Teknoloji denince aklımıza akıllı telefonlardan tutun, insansı robotlara kadar birçok hayatımızı kolaylaştıracak büyük bir teknoloji havuzu geliyor. Ama hepimizin atladığı ya da yaparız zamanı gelince dediği çok önemli bir olayı atlıyoruz. Peki doğa buna hazır mı? Bu kadar tüketime hazır mı? Aslında demek istediğim bu kadar teknolojik cihazın kullanımı için doğayı tahrip etmemiz ne kadar doğru?
Teknoloji çağının getirdiği avantajlar olduğu kadar dezavantajları da var. Bunun ilk ve en önemli dezavantajı bu teknolojiyi kullanmak için harcadığımız enerji, bu enerjinin nasıl üretildiğiyle alakalı birçoğumuz fikir yürütmüyoruz veya umursamıyoruz aslında. Bu enerjinin üretilmesi için ne kadar doğayı tahrip ediyoruz bir bilsek belki de hemen gereksiz olarak kullandığımız teknolojik aletlerden vazgeçeceğiz. Ama teknoloji bize de vazgeçme der gibi. Çünkü ne kadar tüketim için teknoloji gelişse de üretim içinde aslında bir o kadar gelişiyor.
Geçen hafta sonu iş için Antalya’ ya toplantıya giderken yol boyunca radyolarda güneş panelleri için ev tipi cihazların reklamları dönüyordu. Bence bu işe çok hızlı bir şekilde dünya olarak önem vermeliyiz. Güneş paneli üreten firmaların üretim maliyetlerini düşürecek atılımlar yapılmalı ki son kullanıcı yani bizler ulaşalım bu teknolojiye. Bu teknolojiye son kullanıcılar olarak ulaştığımızda aslında yaşadığımız doğa için büyük bir yatırım da yapmış olacağız.

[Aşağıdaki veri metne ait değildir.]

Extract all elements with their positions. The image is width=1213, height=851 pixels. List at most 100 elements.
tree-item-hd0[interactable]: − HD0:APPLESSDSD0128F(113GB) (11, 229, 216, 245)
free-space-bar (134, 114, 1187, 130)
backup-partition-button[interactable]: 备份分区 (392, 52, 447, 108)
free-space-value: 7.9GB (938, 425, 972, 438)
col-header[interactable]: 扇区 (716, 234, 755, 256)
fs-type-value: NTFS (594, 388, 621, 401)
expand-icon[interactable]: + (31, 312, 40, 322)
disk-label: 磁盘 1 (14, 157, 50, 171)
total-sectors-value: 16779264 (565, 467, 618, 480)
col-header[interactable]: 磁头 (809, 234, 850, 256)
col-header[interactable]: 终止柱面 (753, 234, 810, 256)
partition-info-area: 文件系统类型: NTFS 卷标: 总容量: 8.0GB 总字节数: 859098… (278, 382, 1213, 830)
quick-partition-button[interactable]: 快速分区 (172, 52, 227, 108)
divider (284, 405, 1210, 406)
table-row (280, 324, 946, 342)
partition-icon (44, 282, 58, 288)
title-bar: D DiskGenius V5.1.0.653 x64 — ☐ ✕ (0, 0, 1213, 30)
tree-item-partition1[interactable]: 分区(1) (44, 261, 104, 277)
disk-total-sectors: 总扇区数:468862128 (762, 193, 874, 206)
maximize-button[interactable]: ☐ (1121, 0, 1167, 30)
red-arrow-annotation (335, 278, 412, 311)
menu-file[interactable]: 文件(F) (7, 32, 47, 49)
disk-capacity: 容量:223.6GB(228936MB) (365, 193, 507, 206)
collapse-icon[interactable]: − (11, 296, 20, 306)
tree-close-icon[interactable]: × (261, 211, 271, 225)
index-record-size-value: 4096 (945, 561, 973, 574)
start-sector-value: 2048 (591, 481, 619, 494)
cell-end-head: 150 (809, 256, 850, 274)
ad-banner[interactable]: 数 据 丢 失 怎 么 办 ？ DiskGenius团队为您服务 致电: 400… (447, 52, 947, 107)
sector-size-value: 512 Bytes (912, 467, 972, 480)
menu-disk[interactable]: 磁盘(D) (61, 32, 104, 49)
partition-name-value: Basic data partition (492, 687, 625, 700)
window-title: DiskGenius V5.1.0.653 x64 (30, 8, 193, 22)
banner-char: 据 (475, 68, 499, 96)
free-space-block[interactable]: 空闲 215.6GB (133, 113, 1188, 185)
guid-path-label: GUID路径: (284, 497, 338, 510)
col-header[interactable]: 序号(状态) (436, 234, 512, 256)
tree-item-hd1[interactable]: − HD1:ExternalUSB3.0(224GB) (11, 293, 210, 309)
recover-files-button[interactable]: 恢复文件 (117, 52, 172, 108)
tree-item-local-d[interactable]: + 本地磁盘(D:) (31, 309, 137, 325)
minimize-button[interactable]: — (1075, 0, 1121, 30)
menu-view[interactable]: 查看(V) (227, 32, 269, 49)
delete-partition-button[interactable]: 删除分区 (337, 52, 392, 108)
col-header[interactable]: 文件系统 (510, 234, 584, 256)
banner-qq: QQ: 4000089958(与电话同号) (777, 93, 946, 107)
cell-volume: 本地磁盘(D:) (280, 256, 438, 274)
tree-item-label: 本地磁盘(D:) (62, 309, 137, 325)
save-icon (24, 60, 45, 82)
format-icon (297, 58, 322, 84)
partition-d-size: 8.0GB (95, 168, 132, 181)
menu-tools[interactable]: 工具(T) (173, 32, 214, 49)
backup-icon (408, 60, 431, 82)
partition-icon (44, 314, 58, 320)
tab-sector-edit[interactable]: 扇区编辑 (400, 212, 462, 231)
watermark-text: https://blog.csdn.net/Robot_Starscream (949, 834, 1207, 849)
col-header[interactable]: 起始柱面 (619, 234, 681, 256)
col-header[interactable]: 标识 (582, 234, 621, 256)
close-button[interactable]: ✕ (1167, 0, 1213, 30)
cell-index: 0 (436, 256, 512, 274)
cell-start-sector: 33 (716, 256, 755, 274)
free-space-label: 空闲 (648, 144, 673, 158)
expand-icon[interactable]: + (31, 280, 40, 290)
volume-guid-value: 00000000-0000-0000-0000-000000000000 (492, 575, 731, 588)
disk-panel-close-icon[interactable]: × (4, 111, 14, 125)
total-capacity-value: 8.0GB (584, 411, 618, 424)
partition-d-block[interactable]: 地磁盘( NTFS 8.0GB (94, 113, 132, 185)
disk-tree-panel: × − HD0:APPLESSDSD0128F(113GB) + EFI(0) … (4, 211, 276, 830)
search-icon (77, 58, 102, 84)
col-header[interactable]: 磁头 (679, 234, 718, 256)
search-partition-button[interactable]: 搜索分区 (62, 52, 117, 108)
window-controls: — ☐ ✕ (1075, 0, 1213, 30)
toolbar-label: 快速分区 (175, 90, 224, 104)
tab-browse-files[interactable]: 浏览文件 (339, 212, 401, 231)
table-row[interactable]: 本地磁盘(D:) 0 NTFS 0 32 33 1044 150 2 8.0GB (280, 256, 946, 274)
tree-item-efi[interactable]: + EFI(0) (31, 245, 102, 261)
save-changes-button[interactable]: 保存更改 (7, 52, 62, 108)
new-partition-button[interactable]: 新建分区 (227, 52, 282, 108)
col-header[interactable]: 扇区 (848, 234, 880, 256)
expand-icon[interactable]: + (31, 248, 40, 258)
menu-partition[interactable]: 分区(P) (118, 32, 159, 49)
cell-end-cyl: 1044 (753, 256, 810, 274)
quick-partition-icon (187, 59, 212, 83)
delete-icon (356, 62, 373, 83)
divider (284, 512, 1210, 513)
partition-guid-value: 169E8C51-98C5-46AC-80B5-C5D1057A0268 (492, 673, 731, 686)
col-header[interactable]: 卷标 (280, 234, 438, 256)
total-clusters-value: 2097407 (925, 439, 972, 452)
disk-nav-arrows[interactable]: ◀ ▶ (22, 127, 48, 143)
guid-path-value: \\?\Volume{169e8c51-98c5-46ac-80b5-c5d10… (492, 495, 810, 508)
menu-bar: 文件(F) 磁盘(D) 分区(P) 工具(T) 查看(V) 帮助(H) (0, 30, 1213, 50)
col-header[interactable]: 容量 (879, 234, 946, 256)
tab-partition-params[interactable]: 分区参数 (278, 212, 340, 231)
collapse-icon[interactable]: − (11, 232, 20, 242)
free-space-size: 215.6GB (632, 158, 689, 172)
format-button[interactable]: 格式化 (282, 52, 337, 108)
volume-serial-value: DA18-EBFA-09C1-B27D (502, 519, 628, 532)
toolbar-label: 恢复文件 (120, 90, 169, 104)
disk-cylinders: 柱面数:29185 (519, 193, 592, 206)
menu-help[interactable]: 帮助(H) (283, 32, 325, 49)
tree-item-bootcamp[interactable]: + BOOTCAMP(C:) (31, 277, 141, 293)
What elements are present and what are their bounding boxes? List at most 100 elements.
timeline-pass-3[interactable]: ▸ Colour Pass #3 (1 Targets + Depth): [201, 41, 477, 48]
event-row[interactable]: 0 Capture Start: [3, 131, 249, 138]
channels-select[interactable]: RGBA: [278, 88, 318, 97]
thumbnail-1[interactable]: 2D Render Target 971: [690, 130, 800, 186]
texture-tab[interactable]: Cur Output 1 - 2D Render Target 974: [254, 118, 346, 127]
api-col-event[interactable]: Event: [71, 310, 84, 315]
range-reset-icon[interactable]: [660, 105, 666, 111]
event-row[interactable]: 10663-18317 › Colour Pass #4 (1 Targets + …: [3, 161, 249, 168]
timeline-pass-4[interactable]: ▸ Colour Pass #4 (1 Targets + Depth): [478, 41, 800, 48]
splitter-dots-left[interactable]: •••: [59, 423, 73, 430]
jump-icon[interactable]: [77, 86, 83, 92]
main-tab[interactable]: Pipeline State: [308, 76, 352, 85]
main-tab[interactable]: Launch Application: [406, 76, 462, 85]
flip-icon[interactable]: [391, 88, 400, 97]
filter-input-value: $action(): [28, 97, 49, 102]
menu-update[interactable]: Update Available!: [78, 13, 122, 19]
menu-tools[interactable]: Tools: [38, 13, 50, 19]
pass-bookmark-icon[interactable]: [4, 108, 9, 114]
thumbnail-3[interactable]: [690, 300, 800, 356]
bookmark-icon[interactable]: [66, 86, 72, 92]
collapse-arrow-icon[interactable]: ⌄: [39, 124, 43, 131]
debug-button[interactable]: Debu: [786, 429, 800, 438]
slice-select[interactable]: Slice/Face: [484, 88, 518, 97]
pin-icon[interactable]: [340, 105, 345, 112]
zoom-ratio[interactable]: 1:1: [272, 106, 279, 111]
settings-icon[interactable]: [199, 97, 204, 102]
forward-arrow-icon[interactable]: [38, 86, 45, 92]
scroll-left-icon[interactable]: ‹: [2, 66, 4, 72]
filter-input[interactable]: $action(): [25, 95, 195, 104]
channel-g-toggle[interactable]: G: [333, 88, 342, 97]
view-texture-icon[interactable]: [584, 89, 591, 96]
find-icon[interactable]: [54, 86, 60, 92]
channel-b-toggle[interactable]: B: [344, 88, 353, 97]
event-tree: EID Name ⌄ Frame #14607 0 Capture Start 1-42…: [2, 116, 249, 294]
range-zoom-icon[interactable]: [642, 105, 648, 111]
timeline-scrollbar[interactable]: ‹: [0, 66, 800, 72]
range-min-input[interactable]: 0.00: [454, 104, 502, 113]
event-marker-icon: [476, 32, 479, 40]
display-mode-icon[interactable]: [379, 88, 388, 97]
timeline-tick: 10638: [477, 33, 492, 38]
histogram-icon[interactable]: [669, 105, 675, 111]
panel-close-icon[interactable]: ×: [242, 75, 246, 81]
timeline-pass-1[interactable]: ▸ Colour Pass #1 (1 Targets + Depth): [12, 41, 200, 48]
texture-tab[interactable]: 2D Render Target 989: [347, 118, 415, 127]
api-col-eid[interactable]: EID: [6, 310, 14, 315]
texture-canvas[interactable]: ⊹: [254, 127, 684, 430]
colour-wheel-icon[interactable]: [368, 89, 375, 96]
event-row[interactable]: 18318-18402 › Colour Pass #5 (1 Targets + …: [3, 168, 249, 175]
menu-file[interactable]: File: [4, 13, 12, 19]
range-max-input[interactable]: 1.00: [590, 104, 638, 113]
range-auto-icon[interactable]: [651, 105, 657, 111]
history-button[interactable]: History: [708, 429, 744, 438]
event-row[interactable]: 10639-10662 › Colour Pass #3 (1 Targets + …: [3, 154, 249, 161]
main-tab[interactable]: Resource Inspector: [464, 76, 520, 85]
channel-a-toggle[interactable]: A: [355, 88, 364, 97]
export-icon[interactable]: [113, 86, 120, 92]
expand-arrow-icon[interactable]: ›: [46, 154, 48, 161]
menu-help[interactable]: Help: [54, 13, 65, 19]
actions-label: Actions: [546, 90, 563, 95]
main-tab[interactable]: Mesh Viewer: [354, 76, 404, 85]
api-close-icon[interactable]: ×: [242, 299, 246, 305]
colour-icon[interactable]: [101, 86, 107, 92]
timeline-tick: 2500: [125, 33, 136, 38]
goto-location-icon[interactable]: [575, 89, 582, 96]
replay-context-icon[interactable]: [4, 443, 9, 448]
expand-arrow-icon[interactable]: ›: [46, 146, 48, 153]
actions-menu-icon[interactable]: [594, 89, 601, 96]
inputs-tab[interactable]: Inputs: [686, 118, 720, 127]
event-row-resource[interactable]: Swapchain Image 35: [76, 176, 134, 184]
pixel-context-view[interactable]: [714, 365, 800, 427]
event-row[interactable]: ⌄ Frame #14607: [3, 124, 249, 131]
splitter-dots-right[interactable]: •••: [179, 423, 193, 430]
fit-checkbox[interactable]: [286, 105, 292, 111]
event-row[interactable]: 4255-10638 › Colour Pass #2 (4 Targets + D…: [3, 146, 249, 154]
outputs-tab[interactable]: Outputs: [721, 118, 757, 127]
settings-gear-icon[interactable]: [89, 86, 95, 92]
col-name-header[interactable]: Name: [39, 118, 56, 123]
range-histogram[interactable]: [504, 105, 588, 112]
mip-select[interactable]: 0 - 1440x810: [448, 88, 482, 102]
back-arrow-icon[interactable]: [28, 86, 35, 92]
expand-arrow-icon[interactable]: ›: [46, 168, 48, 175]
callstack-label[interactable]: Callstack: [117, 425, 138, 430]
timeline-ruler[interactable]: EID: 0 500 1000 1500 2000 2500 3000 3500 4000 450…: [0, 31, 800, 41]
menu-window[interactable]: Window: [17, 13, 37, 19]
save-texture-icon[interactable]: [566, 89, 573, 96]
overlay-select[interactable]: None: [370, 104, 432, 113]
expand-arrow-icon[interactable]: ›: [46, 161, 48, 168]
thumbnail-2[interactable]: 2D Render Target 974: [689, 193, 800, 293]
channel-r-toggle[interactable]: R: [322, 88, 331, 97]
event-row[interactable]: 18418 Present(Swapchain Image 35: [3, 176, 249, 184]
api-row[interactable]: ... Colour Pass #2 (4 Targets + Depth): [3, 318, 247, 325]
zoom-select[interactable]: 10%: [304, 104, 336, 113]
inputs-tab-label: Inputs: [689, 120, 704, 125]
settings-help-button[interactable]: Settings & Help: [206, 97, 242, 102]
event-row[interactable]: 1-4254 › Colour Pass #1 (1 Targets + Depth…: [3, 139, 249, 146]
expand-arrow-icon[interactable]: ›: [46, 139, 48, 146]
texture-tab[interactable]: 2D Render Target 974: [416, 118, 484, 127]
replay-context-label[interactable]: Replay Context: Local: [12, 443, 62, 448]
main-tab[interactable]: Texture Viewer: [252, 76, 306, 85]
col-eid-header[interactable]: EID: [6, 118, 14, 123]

Güneş enerjisi, güneşten gelen ışınların, özel teknolojiler kullanılarak, elektrik enerjisine dönüştürülmesidir. Güneş enerjisi dünyadaki en bol ve en temiz enerjidir. Çevreyi kirletmez, gürültüsüzdür. Yenilenebilir ve sürdürülebilir bir enerji kaynağıdır. Güneş enerjisi için hiçbir şekilde yakıt tüketmeye gerek yoktur. Üretilen fazla elektrik depolanarak tekrar elektrik şebekesinde kullanılabilir.
Peki ülkemiz için kullanımına baktığımızda birçok ilimizde güneş paneli tesisleri kurulabilecek düzeyde alanlarımız mevcut. Ama ev kullanıcıları yani biz son kullanıcı için ne yazık ki evlerimizin çatıları güneş enerjisi sistemleri için pekte uygun değil. Aslında devletimiz buna bir el atarsa (sonuçta bizde bayağı inşaat ülkesi olduk) bu panellere göre ruhsat düzenlemeleri yaparsa ülkemizde de çatılarımızda güneş panelleri görmek hiçte zor olmayacaktır. Ama bunlarla ilgili çalışmaların olduğu da kulislerde duyuluyor.
Yurdumuzun dışında ise işler biraz daha değişiyor. Mesela geçen haftalarda sansasyonel bir şekilde Suudi Arabistan “The Line” isminde çok fazla fütüristtik bir şehir kuracağından bahsetti. Prens, The Line adında dikey olarak inşa edilecek tamamen yenilenebilir enerjiyle çalışan akıllı çizgisel şehir projesi ile dünyaya yeni bir soluk getireceğini duyurdu. The Line şehrinin 170 km uzunluğunda çizgisel bir yapıda inşa edilmesi planlanıyor. Şehrin genişliği 200 metre olacak ve yüksekliği 500 metreyi bulacak. The Line şehri sahil boyunca uzanan ve çöllere erişen iki tarafı aynalı bir yapıda inşa edilecek. Şehir tamamlandığında 9 milyon kişilik nüfusu barındırabilecek. Şehrin tasarımları, kentsel toplulukların gelecekte yollardan, arabalardan ve emisyonlardan arınmış bir ortamda nasıl olacağını somutlaştırmak üzere planlanmış. Şehir 0 yenilenebilir enerjiyle çalışacak. Bu konuya bir sonraki yazımda detaylıca değineceğim. Ama demek istediğim şudur ki tabi böyle fütüristtik olmak heyecan verici ama birazda yaşadığımız hayata döndüğümüzde de karşılığını bulabileceğimiz şekilde yenilenebilir enerjiyi dizayn edip hayatımıza sokarsak işte o zaman bize belki de milyonlarca yıldır ev sahipliği yapan dünyamıza bir jest yapmış oluruz.